Written by By Linda Pan, CNN
An anti-pollution study released this week by oceanographers found levels of industrial chemicals in high quantities in tuna from at least three companies. Two of them — McDonald’s and Burger King — sent raw or frozen fish to the same supplier.
The Guardian says one “tuna expert” believes the chemicals could be caused by their curing or freezing process. All are on the U.S. Environmental Protection Agency’s list of toxic chemicals known to cause reproductive effects in humans, though it is unclear what effect they have on animals.
According to the study, “24 species tested from large chains with reported tuna supplies in the U.S., including Wendy’s, Subway, and the two McDonald’s chains,” had high levels of harmful chemicals.

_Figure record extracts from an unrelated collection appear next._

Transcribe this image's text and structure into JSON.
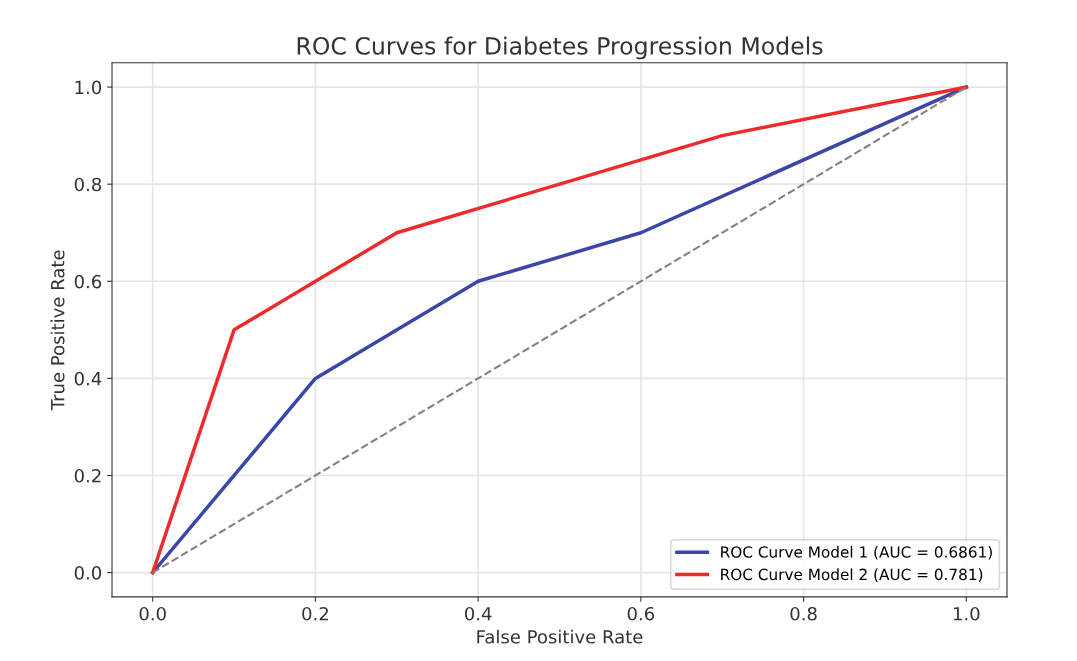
{
  "chart_data": {
    "type": "line",
    "title": "ROC Curves for Diabetes Progression Models",
    "xlabel": "False Positive Rate",
    "ylabel": "True Positive Rate",
    "xlim": [
      -0.05,
      1.05
    ],
    "ylim": [
      -0.05,
      1.05
    ],
    "xticks": [
      {
        "value": 0,
        "label": "0.0"
      },
      0.2,
      0.4,
      0.6,
      0.8,
      {
        "value": 1,
        "label": "1.0"
      }
    ],
    "yticks": [
      {
        "value": 0,
        "label": "0.0"
      },
      0.2,
      0.4,
      0.6,
      0.8,
      {
        "value": 1,
        "label": "1.0"
      }
    ],
    "grid": true,
    "legend": "bottom right",
    "marker": "none",
    "series": [
      {
        "name": "ROC Curve Model 1 (AUC = 0.6861)",
        "color": "#3a46a8",
        "x": [
          0,
          0.2,
          0.4,
          0.6,
          1.0
        ],
        "values": [
          0,
          0.4,
          0.6,
          0.7,
          1.0
        ],
        "line_style": "solid"
      },
      {
        "name": "ROC Curve Model 2 (AUC = 0.781)",
        "color": "#ee2a2a",
        "x": [
          0,
          0.1,
          0.3,
          0.7,
          1.0
        ],
        "values": [
          0,
          0.5,
          0.7,
          0.9,
          1.0
        ],
        "line_style": "solid"
      },
      {
        "color": "#8a7d7d",
        "x": [
          0,
          1.0
        ],
        "values": [
          0,
          1.0
        ],
        "line_style": "dashed"
      }
    ]
  }
}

McDonald’s and Burger King didn’t respond to requests for comment. But one of the study’s authors, marine ecologist Luke McKernan, wrote to CNN: “While we’re well aware of the many, many problems associated with industrial processes, the use of such chemicals in the food chain has been virtually left to industry to stop.”
He went on to say that in some cases the toxic chemicals had been given as ingredients to fish, including canned tuna.
We don’t know for sure what they are — most of them were in the “elegant” category of chemicals, he wrote — and the study simply points out that “once we see high levels of a certain chemical, we should assume it is safe to eat more of it.”
The study is based on a sample of nearly 100 samples — 51 had high levels of the toxin trihexazoline, for example. Dr. Ryan Joerger, a senior scientist at the National Center for Ecological Analysis and Synthesis, told the Guardian: “This is a toxin you could find in your yard or car tires or in the air, probably.”
It’s not the first study to show that fish found on supermarket shelves is about to cause a near panic. Scientists found that Asian carp — a type of carp normally found in freshwater — was making its way northward, unchecked. Researchers have been working with British politicians, businesses and scientists to fight the fish, which has the potential to threaten U.S. food chains.